Copertina 5

Info

Anno di uscita:2015
Durata:45 min.
Etichetta:Inverse Records

Tracklist

  1. DEFECTOR
  2. RED SUN
  3. GATES
  4. NERO
  5. LONG LIVE THE NIGHT
  6. LOST SACRIFICE
  7. YOU
  8. AT HEART
  9. LOVE IN BLACK
  10. WORLDS WITHOUT SKIES

Line up

  • Daniel Mitchell: vocals
  • André Marcussen: rhythm guitar
  • Christopher Kassad: bass & lead guitar
  • Dino Cadavian: drums

Voto medio utenti

La sfuggente ricerca dell’originalità costituisce uno dei temi più annosi e dibattuti della storia del metal. La mia opinione sul tema è tanto umile quanto basilare: vi sono album e band da cui è lecito attendersi un modicum di audacia, e contesti in cui, al contrario, sarebbe addirittura folle pretenderne.
Al full d’esordio dei Child of Caesar non chiedevo affatto originalità, ma personalità, quella sì. Purtroppo, nemmeno dopo l’ennesimo ascolto di Love in Black sono riuscito a rinvenirne traccia.

Il combo teutonico -che tuttavia annovera tra le proprie fila l’americano Daniel Mitchell, già singer degli Autumns Eyes- irrompe sul mercato discografico con un prodotto strettamente di genere, avvinghiato con fiera caparbietà ai più stretti canoni gothic così come cristallizzati nella seconda metà degli anni ’90.
Prendete la cupa malinconia dei Tiamat, imbastarditela col ruffiano languore dei The 69 Eyes, aggiungete un gusto melodico a metà strada fra Sentenced e Dreadful Shadows et voilà: il gioco è fatto…

…o quasi: passi l’inevitabile divario qualitativo con le band succitate, passi la mancanza di originalità, ma sulla totale mancanza di personalità dei Nostri, come scritto in premessa, non possiamo davvero soprassedere.
Love in Black è scolastico sin dal titolo, ed ogni sua componente va a dipingere un quadro lungi dall’essere sgradevole, ma altrettanto distante da qualsivoglia crisma di eccellenza. La verità, almeno ai miei occhi, è che ogni aspetto di questa release gronda mediocrità: riffing talmente basilare da risultare involuto, linee vocali di rado ispirate, produzione incolore, brani dalla struttura oltremodo semplicistica che si susseguono fiaccamente, lyrics infarcite dei più triti clichés…

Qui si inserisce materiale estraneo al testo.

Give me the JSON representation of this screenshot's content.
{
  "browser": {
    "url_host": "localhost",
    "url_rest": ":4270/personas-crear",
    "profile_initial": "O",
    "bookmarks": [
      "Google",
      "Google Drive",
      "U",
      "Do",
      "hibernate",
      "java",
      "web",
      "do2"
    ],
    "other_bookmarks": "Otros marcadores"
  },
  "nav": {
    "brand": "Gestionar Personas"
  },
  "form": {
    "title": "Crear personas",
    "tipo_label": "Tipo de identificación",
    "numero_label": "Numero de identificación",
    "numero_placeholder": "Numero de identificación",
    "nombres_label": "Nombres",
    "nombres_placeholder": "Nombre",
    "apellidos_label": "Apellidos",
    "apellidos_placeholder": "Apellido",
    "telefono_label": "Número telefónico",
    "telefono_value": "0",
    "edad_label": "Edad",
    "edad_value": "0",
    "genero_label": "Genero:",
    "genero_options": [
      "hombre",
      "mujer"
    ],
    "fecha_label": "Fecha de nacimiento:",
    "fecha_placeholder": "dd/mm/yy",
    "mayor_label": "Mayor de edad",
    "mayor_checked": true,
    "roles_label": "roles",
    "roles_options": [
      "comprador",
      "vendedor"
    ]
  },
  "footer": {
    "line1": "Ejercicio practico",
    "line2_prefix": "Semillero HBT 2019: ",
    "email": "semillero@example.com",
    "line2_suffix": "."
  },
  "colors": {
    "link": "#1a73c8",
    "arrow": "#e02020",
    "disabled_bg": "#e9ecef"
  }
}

Così, gli spunti d’interesse si possono contare sulle dita della mano di un macellaio cieco: penso alla gradevole doppietta iniziale -buona la strofa della prima e il chorus della seconda-, alla grintosa title track... e mi fermerei qui, ahimè.
In considerazione di ciò, credo che consigliare un disco di maniera e trascurabile come quello in esame, foss’anche agli inguaribili fanatici di certe sonorità, sarebbe quantomeno temerario. Investite altrimenti i Vostri sudati risparmi, fidatevi.

Cari Child of Caesar, il gap che vi separa dalle vette del gothic è ancora notevole. Vi auguro di colmarlo quanto prima.
Nel frattempo, torno ad ascoltarmi gli Hanging Garden.